The idea of magnitude as bigness also shows clearly in this old discussion of the changing magnitude of a “new star” or “nova”:
…from the sixteenth to the twenty-seventh of the same month… it changed bigness several times, it was sometimes larger than the biggest of those two stars, sometimes smaller than the least of them, and sometimes of a middle size between them. On the twenty-eighth of the same month it was become as large as the star in the beak of the Swan, and it appeared larger from the thirtieth of April to the sixth of May. On the fifteenth it was grown smaller; on the sixteenth it was of a middle size between the two, and from this time it continually diminished till the seventeenth of August, when it was scarce visible to the naked eye.

This system of classifying stars by their apparent sizes dates back to the ancient Greek astronomer Hipparchus, nearly two centuries before Christ. However, following the development of the telescope in the early seventeenth century, astronomers came to realize that the apparent sizes of stars are spurious: Arcturus looks larger than Rho Leo not because of its physical size, but because of its light output and how that light interacts with the eye.
This is perhaps better understood by imagining that one night you and a friend experiment with two identical small LED flashlights, one of which has a weak battery, and the other of which has a very strong battery. Your friend walks two hundred paces directly away from you, then stops, turns on the lights, and aims them both back toward you. The brighter light will appear larger to you than the fainter light, even though both are the same physical size. Try it and see. When it comes to point-like light sources, be they distant flashlights or distant stars, the apparent size you see resides not in the lights but in your eyes.
Thus in the nineteenth century astronomers reworked the magnitude scale so that it wasn’t about size. They came to understand that the light that reaches Earth from a first magnitude star is about 100 times more intense than the light that reaches Earth from a sixth magnitude star. The intensity is measured in power per unit of area—Watts per square centimeter or W/cm2. The magnitude scale is related to light intensity through a factor of 2.5; the light from a (very faint) fifth magnitude star is 2.5 times more intense than the light from a (barely discernable to the eye) sixth magnitude star. A fourth magnitude star (still pretty faint) has 2.5 times the light intensity of that fifth magnitude star and 2.5×2.5=6.25 times the light intensity from the sixth magnitude star. Thus a bright first magnitude star is 2.5×2.5×2.5×2.5×2.5=100* times brighter in terms of intensity than that barely discernable sixth magnitude star.

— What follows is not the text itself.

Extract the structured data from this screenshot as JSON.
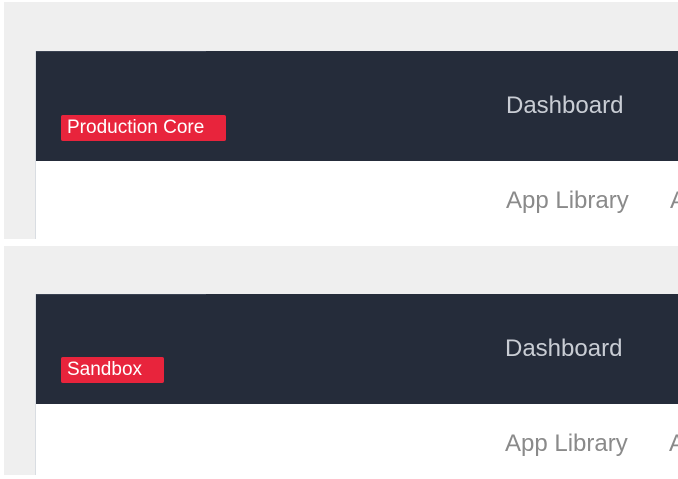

Why this system? Because the original magnitude scale was based on what the eye sees, and the eye works on a multiplicative scale, not a simple additive one. To see this for yourself, gather up about ten birthday cake candles and turn out all the lights in the room. Look around; it’s dark in the room! Now light one candle. Note how one candle changes things a lot; with one candle you can really see. Now light a second candle, so that two candles are burning. Note how the second candle does make the room brighter, but the change it causes is not as dramatic as the change caused by the first. The third candle causes even less change, the fourth less still, and by the time you go from nine candles to ten you hardly notice the difference. Your eye is not attuned to additive increases in light; each additional candle does not seem to increase the illumination of the room equally, even though each is adding an equal amount of light power. No, your eye is attuned to multiplicative increases in light.
Understanding the multiplicative nature of the magnitude scale makes it easier to determine what we are seeing when we look at the stars, and how we know what the stars are. We will learn more about magnitude next week.
*OK, for those of you who multiplied this out and found out that the result is not 100 but 97.66… well, actually the multiplying factor in the magnitude scale is not exactly 2.5, but 2.5118864…. This number is called “Pogson’s ratio,” after N. R. Pogson, the British astronomer who proposed this system in 1856.